The access log looks something like:

    1572545946.383 120000 10.10.1.2 TCP_MISS_ABORTED/000 0 HEAD
    http://10.10.1.2:8080/ - HIER_DIRECT/10.10.1.2 -
    1572545946.477 120000 10.10.1.2 TCP_MISS_ABORTED/000 0 HEAD
    http://10.10.1.2:8080/ - HIER_DIRECT/10.10.1.2 -
    1572545946.493 120000 10.10.1.2 TCP_MISS_ABORTED/000 0 HEAD
    http://10.10.1.2:8080/ - HIER_DIRECT/10.10.1.2 -

(but these are for different transactions - they are all the same apart
from the timestamps)


On 05/11/2019 10:44, Amos Jeffries wrote:
That is what a forwarding loop looks like in the access.log.

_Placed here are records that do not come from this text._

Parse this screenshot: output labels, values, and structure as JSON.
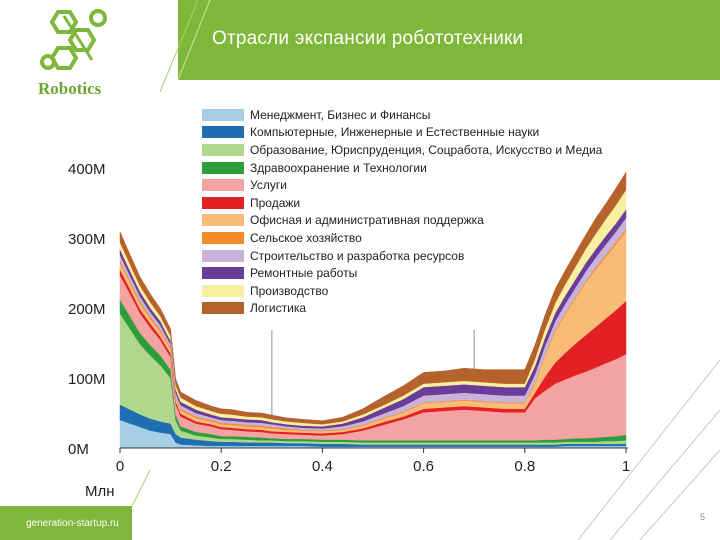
{
  "slide": {
    "title": "Отрасли экспансии робототехники",
    "logo_text": "Robotics",
    "footer_site": "generation-startup.ru",
    "page_number": "5",
    "colors": {
      "accent": "#7fb73a",
      "logo": "#6aa42e"
    }
  },
  "chart_data": {
    "type": "area",
    "stacked": true,
    "xlabel": "Млн",
    "ylabel": "",
    "xlim": [
      0,
      1
    ],
    "ylim": [
      0,
      400
    ],
    "x_ticks": [
      "0",
      "0.2",
      "0.4",
      "0.6",
      "0.8",
      "1"
    ],
    "y_ticks": [
      "0M",
      "100M",
      "200M",
      "300M",
      "400M"
    ],
    "reference_lines_x": [
      0.3,
      0.7
    ],
    "legend_position": "top",
    "x": [
      0,
      0.02,
      0.04,
      0.06,
      0.08,
      0.1,
      0.11,
      0.12,
      0.15,
      0.18,
      0.2,
      0.22,
      0.25,
      0.28,
      0.3,
      0.33,
      0.36,
      0.4,
      0.44,
      0.48,
      0.52,
      0.56,
      0.6,
      0.64,
      0.68,
      0.72,
      0.76,
      0.8,
      0.82,
      0.84,
      0.86,
      0.88,
      0.9,
      0.92,
      0.94,
      0.96,
      0.98,
      1.0
    ],
    "series": [
      {
        "name": "Менеджмент, Бизнес и Финансы",
        "color": "#a6cfe6",
        "values": [
          40,
          35,
          30,
          25,
          22,
          20,
          8,
          5,
          4,
          3,
          3,
          3,
          3,
          3,
          3,
          3,
          3,
          2,
          2,
          2,
          2,
          2,
          2,
          2,
          2,
          2,
          2,
          2,
          2,
          2,
          2,
          3,
          3,
          3,
          3,
          3,
          3,
          3
        ]
      },
      {
        "name": "Компьютерные, Инженерные и Естественные науки",
        "color": "#1f6eb4",
        "values": [
          22,
          20,
          18,
          17,
          16,
          15,
          12,
          10,
          8,
          7,
          6,
          6,
          5,
          5,
          5,
          4,
          4,
          4,
          4,
          3,
          3,
          3,
          3,
          3,
          3,
          3,
          3,
          3,
          3,
          3,
          3,
          3,
          3,
          3,
          3,
          3,
          3,
          3
        ]
      },
      {
        "name": "Образование, Юриспруденция, Соцработа, Искусство и Медиа",
        "color": "#b0d88d",
        "values": [
          130,
          115,
          100,
          90,
          80,
          65,
          20,
          10,
          6,
          5,
          4,
          4,
          4,
          3,
          3,
          3,
          3,
          3,
          3,
          3,
          3,
          3,
          3,
          3,
          3,
          3,
          3,
          3,
          3,
          3,
          3,
          3,
          3,
          3,
          3,
          4,
          4,
          5
        ]
      },
      {
        "name": "Здравоохранение и Технологии",
        "color": "#2e9e3c",
        "values": [
          20,
          18,
          16,
          15,
          14,
          12,
          8,
          6,
          5,
          5,
          4,
          4,
          4,
          4,
          3,
          3,
          3,
          3,
          3,
          3,
          3,
          3,
          3,
          3,
          3,
          3,
          3,
          3,
          3,
          4,
          4,
          4,
          5,
          5,
          6,
          6,
          7,
          8
        ]
      },
      {
        "name": "Услуги",
        "color": "#f4a3a3",
        "values": [
          35,
          32,
          28,
          25,
          22,
          18,
          15,
          14,
          12,
          11,
          10,
          9,
          8,
          8,
          7,
          7,
          6,
          6,
          8,
          14,
          22,
          30,
          40,
          42,
          44,
          42,
          40,
          40,
          60,
          70,
          80,
          85,
          90,
          95,
          100,
          105,
          110,
          115
        ]
      },
      {
        "name": "Продажи",
        "color": "#e32124",
        "values": [
          8,
          7,
          6,
          6,
          5,
          5,
          4,
          4,
          3,
          3,
          3,
          3,
          3,
          3,
          3,
          3,
          3,
          3,
          3,
          3,
          4,
          4,
          5,
          5,
          5,
          5,
          5,
          5,
          8,
          20,
          30,
          38,
          45,
          52,
          58,
          64,
          70,
          76
        ]
      },
      {
        "name": "Офисная и административная поддержка",
        "color": "#f9bc78",
        "values": [
          10,
          9,
          8,
          7,
          7,
          6,
          5,
          5,
          5,
          4,
          4,
          4,
          4,
          4,
          4,
          3,
          3,
          3,
          3,
          4,
          5,
          6,
          8,
          8,
          8,
          8,
          8,
          8,
          12,
          30,
          45,
          55,
          65,
          75,
          82,
          88,
          94,
          100
        ]
      },
      {
        "name": "Сельское хозяйство",
        "color": "#f58a2a",
        "values": [
          3,
          3,
          3,
          3,
          3,
          2,
          2,
          2,
          2,
          2,
          2,
          2,
          2,
          2,
          2,
          2,
          1,
          1,
          1,
          1,
          1,
          1,
          1,
          1,
          1,
          1,
          1,
          1,
          2,
          2,
          2,
          2,
          2,
          2,
          3,
          3,
          3,
          3
        ]
      },
      {
        "name": "Строительство и разработка ресурсов",
        "color": "#c9b3da",
        "values": [
          8,
          7,
          7,
          6,
          6,
          5,
          5,
          5,
          5,
          4,
          4,
          4,
          4,
          4,
          4,
          3,
          3,
          3,
          4,
          5,
          6,
          8,
          10,
          10,
          10,
          10,
          10,
          10,
          12,
          12,
          12,
          13,
          13,
          14,
          14,
          15,
          15,
          16
        ]
      },
      {
        "name": "Ремонтные работы",
        "color": "#6a3d9a",
        "values": [
          8,
          7,
          7,
          6,
          6,
          5,
          5,
          5,
          5,
          4,
          4,
          4,
          4,
          4,
          3,
          3,
          3,
          3,
          4,
          6,
          8,
          10,
          12,
          12,
          12,
          12,
          12,
          12,
          12,
          12,
          12,
          12,
          12,
          12,
          12,
          12,
          12,
          12
        ]
      },
      {
        "name": "Производство",
        "color": "#f7f0a1",
        "values": [
          10,
          9,
          8,
          8,
          7,
          7,
          6,
          6,
          5,
          5,
          5,
          5,
          4,
          4,
          4,
          4,
          4,
          3,
          3,
          4,
          4,
          5,
          5,
          5,
          5,
          5,
          5,
          5,
          10,
          12,
          14,
          16,
          18,
          20,
          22,
          24,
          26,
          28
        ]
      },
      {
        "name": "Логистика",
        "color": "#b6622d",
        "values": [
          15,
          14,
          13,
          12,
          11,
          10,
          9,
          8,
          8,
          7,
          7,
          7,
          6,
          6,
          6,
          5,
          5,
          5,
          6,
          8,
          12,
          14,
          16,
          16,
          18,
          18,
          20,
          20,
          20,
          20,
          20,
          20,
          20,
          20,
          22,
          22,
          24,
          25
        ]
      }
    ]
  }
}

The content filter listens on port 8080 and squid on 3128. The machine
is on 10.10.1.2

\On 05.11.19 12:57, Nick Howitt wrote:
At the moment the wpad file is not pointing to the proxy server so no machines should be using it. I have tried a:

  tcpdump -vvvnnn -A -i eth0 port 8080 -s 1500


This gives me bursts of:

  07:50:47.569305 IP (tos 0x0, ttl 128, id 56718, offset 0, flags
  [DF], proto TCP (6), length 52)
       10.10.11.215.64857 > 10.10.1.2.8080: Flags [S], cksum 0x389b

From what I've researched so far there are no http headers in these packets. The proxy is 10.10.1.2. Does this mean 10.10.11.215 could be the offending machine if no other machines should be using the proxy? Or do I need to do something cleverer with my tcpdump?

I don't think so.

How does your schema look like?
How does your content filter work?

The logs above show that someone from local machins (content-filter) is
using squid to access local machine port 8080, which should be your content
filter.
That looks much like a loop, connections from squid or content filter that
are going back to content filter via squid



The set up is eth0 (10.10.1.2:8080) -> Content filter (dansguardian) -> Squid (port 3128) -> eth0 -> gateway

If what you are saying is right then a firewall rule blocking source 10.10.1.2 to 10.10.1.2:8080 may work. I am not sure if it would be in the FORWARD or INPUT chain and I don't know if it would cause collateral damage. It also does not explain why only recently it started going wrong. The machine has been rebuilt now and I am waiting for it to trigger again, upgrading from ClearOS6.x (a Centos derivative) to ClearOS 7.6 (which will soon update to 7.7).